Fourth, we pooled data on AEs reported up to different time points of observation and study duration for the meta‑analyses. This approach ensured inclusion of the most complete datasets available at the expense of introducing additional heterogeneity.

Finally, our decision to compare tenofovir alafenamide with tenofovir disoproxil fumarate stemmed from the hypothesis that higher intracellular tenofovir concentrations, potentially achieved with tenofovir alafenamide, might increase neurotoxicity.³⁹ To date, there has been no direct comparison of neuronal concentrations of tenofovir between these prodrugs. However, a single small study assessed tenofovir concentrations in cerebrospinal fluid (CSF) and plasma before and after switching from tenofovir disoproxil fumarate to tenofovir alafenamide in ART patients, using the CSF / plasma concentration ratio as a surrogate marker of brain penetration. The authors found that this ratio increased after the switch, suggesting enhanced brain penetration.⁴⁰ However, the small sample size and reliance on an indirect method to estimate brain penetration limit the generalizability of these findings. Without direct evidence comparing neuronal uptake, the question of increased neurotoxicity with tenofovir alafenamide remains open. Given its growing use, a thorough investigation into potential risks is warranted.
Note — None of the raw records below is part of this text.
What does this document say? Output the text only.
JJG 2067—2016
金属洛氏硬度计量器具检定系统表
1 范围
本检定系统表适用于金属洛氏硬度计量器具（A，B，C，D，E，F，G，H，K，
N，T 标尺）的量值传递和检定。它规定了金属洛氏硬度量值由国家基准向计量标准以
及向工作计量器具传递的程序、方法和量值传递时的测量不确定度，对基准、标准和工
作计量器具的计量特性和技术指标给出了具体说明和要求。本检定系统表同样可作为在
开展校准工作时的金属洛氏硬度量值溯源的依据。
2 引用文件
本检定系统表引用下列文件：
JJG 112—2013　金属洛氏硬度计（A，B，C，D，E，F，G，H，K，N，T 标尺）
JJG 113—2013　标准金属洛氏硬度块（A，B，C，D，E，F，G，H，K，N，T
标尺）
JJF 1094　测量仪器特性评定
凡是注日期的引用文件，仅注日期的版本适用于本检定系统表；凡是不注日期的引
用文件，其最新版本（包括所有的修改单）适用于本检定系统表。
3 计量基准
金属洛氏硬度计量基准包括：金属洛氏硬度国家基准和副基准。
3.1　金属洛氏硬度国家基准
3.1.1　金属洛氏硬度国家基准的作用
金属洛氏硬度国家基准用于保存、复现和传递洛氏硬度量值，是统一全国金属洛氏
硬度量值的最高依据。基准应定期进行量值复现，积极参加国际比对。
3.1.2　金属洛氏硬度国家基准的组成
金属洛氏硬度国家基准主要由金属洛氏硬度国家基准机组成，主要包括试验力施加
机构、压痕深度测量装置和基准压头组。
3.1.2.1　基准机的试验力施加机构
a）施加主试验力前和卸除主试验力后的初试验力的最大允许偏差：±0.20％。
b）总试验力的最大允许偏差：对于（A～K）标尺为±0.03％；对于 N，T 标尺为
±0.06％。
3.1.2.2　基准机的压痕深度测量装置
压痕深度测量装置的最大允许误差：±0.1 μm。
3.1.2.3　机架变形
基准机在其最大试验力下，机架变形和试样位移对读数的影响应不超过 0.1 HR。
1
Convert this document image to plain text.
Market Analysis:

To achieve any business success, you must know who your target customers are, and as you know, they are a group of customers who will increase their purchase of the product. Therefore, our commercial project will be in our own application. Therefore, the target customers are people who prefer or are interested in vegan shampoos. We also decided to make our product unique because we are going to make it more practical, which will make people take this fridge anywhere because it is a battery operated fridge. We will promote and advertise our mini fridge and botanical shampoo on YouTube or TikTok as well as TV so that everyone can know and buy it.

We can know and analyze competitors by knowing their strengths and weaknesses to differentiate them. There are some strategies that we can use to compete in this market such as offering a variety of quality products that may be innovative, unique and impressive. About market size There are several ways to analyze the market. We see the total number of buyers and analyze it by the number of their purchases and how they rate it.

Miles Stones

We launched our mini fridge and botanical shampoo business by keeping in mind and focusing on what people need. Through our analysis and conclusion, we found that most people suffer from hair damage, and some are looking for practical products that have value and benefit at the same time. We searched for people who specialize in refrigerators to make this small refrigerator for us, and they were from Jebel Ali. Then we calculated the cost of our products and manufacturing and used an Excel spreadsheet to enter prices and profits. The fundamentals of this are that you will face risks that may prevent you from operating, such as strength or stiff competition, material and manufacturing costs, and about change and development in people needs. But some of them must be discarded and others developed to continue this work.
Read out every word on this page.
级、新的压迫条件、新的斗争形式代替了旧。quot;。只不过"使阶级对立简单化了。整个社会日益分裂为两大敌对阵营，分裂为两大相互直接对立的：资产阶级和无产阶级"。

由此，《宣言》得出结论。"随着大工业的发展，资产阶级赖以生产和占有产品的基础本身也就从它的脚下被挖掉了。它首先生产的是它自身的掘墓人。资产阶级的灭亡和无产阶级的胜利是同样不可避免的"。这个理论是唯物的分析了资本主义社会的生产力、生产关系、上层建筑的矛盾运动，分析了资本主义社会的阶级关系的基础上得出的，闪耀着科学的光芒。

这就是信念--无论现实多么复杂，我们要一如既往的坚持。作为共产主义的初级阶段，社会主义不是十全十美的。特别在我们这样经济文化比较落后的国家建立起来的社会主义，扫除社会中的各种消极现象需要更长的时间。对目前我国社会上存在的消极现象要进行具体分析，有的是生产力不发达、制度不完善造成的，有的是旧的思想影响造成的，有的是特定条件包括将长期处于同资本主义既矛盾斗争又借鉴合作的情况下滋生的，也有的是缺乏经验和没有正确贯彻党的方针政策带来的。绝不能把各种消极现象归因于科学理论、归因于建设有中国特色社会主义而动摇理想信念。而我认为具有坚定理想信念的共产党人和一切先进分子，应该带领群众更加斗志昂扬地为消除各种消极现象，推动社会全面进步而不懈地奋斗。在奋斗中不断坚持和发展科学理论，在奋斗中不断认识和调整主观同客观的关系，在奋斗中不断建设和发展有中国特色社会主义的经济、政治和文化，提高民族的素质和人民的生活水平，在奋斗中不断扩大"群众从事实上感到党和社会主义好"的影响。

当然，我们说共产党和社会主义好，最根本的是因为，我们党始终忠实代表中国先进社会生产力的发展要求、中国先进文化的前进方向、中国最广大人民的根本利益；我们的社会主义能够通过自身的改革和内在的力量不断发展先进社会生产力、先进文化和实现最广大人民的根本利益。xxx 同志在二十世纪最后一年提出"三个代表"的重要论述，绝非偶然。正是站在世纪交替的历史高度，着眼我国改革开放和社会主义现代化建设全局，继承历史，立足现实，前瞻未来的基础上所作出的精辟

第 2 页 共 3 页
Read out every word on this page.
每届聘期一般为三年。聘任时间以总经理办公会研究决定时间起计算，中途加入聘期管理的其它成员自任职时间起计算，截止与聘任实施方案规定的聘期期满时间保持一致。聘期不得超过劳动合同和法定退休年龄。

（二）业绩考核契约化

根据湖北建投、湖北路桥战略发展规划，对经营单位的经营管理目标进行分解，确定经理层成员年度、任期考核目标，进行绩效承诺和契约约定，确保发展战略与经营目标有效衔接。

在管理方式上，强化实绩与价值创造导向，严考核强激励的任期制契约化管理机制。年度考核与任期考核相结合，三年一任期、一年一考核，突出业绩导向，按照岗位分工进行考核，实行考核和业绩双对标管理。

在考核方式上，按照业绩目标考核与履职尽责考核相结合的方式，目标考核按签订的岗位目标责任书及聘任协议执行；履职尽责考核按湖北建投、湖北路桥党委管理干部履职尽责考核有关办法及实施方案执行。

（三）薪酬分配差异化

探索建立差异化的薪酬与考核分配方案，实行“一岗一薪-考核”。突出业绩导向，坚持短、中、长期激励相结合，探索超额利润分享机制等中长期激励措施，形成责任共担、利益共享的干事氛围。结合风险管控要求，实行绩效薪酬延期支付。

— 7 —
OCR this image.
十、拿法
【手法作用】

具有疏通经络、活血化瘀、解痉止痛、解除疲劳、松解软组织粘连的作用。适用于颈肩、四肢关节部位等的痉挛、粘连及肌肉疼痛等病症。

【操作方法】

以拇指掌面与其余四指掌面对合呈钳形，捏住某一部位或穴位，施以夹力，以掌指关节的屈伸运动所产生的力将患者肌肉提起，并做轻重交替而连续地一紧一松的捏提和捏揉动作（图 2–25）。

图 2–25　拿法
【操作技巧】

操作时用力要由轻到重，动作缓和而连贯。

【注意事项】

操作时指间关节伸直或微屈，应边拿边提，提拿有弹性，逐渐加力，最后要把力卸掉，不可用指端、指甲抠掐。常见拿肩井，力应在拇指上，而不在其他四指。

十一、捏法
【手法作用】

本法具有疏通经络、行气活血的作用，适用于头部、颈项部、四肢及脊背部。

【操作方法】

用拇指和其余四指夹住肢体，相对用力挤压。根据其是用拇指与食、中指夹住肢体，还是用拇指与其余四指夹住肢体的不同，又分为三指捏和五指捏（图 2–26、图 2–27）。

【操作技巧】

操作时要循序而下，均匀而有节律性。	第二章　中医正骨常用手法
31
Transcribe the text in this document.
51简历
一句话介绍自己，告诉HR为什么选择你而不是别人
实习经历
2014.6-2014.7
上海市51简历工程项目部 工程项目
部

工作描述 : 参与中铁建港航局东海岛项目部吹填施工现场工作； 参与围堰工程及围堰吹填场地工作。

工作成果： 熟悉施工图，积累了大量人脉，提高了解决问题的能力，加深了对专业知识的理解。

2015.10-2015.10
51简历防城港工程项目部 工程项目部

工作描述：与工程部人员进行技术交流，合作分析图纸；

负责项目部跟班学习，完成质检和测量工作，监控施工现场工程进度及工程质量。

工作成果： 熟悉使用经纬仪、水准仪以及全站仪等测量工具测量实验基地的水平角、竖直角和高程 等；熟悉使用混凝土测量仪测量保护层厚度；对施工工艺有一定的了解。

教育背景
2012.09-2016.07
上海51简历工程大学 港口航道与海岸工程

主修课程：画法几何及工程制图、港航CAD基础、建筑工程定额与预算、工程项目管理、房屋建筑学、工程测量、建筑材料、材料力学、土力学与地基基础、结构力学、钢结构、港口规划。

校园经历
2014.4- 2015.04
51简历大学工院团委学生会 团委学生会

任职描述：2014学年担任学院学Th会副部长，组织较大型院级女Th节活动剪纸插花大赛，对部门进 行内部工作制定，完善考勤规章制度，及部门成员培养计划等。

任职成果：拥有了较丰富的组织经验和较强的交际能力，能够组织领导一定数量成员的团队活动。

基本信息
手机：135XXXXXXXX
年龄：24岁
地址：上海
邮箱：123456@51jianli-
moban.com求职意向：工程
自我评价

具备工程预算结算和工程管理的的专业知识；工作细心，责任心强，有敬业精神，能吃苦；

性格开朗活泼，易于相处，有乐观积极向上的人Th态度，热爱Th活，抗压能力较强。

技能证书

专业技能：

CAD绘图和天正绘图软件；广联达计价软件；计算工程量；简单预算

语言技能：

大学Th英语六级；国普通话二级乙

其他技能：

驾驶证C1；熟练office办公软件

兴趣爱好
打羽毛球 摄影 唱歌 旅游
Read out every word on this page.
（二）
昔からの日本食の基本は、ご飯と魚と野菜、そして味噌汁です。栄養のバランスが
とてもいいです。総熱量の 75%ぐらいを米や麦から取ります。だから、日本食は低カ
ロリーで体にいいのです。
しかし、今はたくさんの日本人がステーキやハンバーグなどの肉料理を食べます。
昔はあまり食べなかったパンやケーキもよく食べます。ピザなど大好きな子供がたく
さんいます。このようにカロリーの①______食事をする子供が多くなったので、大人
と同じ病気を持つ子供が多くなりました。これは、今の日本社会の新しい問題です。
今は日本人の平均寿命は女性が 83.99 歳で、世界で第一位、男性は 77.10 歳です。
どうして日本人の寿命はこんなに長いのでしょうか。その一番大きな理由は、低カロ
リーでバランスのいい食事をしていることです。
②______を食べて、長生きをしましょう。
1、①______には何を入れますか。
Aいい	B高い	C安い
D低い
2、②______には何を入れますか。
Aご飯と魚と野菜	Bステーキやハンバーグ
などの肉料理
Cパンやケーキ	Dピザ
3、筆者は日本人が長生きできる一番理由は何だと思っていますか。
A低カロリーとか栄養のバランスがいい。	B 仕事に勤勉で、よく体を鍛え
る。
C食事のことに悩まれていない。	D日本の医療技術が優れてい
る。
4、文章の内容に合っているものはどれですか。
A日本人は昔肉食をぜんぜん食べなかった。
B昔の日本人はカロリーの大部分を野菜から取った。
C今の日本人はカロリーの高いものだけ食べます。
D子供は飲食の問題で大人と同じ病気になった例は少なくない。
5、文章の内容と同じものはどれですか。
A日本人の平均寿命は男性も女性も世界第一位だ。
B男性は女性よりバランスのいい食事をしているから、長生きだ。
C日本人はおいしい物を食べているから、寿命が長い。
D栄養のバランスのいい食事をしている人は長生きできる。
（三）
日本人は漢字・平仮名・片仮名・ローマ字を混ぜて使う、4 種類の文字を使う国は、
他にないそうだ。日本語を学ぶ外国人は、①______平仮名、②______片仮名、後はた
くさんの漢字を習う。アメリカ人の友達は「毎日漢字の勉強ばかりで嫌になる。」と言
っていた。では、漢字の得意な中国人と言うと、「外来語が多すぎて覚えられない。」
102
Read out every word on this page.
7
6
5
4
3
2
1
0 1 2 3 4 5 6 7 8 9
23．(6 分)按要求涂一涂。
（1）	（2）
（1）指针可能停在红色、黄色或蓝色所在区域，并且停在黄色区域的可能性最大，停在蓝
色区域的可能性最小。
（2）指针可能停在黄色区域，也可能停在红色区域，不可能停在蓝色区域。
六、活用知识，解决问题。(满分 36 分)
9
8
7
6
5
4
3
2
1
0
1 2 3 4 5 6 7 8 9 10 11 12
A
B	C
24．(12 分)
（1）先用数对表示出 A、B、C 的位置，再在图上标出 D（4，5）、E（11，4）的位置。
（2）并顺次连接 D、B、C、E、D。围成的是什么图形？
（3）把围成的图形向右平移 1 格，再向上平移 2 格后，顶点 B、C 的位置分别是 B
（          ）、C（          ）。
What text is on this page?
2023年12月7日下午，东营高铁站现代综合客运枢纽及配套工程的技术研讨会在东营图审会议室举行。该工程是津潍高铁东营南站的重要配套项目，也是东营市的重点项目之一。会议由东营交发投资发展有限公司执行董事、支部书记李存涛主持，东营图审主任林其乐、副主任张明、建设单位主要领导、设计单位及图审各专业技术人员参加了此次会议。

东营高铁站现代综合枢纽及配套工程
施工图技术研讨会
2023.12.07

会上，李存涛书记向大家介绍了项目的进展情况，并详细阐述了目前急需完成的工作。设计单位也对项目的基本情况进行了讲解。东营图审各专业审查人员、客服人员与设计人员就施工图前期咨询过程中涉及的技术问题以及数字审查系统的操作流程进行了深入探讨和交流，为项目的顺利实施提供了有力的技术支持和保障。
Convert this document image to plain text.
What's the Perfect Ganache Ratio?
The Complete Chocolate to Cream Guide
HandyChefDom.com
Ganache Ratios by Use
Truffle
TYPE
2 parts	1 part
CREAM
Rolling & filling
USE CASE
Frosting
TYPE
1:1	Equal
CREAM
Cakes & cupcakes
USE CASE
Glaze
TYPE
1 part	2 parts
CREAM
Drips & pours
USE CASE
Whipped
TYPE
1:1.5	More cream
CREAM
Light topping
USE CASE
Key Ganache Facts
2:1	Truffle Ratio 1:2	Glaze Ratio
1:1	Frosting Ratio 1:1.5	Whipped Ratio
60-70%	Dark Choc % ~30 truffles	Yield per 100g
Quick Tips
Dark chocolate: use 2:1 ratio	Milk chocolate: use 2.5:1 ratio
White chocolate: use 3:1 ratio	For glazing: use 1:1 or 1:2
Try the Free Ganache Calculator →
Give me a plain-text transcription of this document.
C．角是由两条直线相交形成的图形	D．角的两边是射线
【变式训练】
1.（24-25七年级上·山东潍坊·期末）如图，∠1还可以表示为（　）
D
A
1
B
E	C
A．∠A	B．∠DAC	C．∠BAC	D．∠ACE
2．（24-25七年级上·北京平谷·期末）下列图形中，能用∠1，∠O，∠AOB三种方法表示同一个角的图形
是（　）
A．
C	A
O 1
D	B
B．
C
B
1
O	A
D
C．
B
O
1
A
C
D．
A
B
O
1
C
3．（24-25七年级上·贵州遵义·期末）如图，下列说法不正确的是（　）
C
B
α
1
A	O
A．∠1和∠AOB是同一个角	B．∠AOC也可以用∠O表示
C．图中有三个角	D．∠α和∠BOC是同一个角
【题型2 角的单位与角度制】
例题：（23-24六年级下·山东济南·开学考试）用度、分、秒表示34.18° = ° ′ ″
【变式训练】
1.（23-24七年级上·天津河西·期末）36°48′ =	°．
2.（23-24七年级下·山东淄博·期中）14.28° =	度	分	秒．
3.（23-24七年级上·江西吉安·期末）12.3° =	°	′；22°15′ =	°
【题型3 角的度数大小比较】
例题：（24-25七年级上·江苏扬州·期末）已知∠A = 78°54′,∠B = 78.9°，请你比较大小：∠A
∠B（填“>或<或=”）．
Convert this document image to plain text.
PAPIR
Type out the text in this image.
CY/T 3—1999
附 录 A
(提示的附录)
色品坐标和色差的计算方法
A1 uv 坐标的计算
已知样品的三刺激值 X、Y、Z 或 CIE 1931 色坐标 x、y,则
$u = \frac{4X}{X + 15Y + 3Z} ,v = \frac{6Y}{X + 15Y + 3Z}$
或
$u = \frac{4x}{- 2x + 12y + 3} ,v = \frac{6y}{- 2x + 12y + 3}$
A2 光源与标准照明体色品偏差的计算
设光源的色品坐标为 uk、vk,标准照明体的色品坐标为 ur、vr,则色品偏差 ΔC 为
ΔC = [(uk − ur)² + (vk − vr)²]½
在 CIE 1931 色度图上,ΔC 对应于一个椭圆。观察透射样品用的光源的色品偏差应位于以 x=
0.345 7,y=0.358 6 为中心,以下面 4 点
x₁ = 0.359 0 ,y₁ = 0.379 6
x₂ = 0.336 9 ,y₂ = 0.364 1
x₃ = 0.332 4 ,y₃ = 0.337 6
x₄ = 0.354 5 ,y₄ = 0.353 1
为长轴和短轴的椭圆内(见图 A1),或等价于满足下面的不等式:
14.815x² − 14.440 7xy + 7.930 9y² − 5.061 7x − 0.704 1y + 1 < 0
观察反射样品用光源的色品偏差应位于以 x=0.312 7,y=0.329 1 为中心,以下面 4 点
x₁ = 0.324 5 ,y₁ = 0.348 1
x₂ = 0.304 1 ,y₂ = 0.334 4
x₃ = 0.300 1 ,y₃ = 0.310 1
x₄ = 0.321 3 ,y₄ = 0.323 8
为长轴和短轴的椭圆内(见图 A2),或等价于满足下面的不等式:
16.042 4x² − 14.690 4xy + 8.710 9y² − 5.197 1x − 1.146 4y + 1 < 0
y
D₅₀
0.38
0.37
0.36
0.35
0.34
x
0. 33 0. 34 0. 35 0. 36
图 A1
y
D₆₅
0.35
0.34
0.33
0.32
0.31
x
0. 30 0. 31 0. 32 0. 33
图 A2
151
Our analysis contributes to this exploration, emphasizing the need for cautious interpretation and further research to elucidate the neuropsychiatric safety profile of tenofovir alafenamide.

Conclusions

This study demonstrated that several types of NPAEs are common in tenofovir‑based ART. In the PrEP trials, where tenofovir was used alone or with emtricitabine, the spectrum and frequency of NPAEs were generally lower. The higher risk in the ART studies may reflect both the increased vulnerability of PLWH to NPAEs and the effects of other drugs included in ART regimens. Although NPAEs rarely led to therapy withdrawal in RCTs on tenofovir‑based therapy, such symptoms can impair adherence in real‑world settings,^3-5 underscoring the need to monitor these events. The European AIDS Clinical Society (EACS) guidelines recommend assessing depression and anxiety through leading questions,⁴¹ and we suggest expanding this list to include other common neuropsychiatric symptoms. The EACS guidelines also provide algorithms for managing neuropsychiatric symptoms. Importantly, if a causal link to ART is likely, switching regimens is warranted; otherwise, general guidelines (eg, for headache, depression) should be followed.⁴¹ Among NPAEs, dizziness may be the only symptom directly attributed to tenofovir. Tenofovir alafenamide is noninferior to its predecessor regarding NPAE rates, except for a potentially higher risk of headache in the ART patients, which warrants further investigation.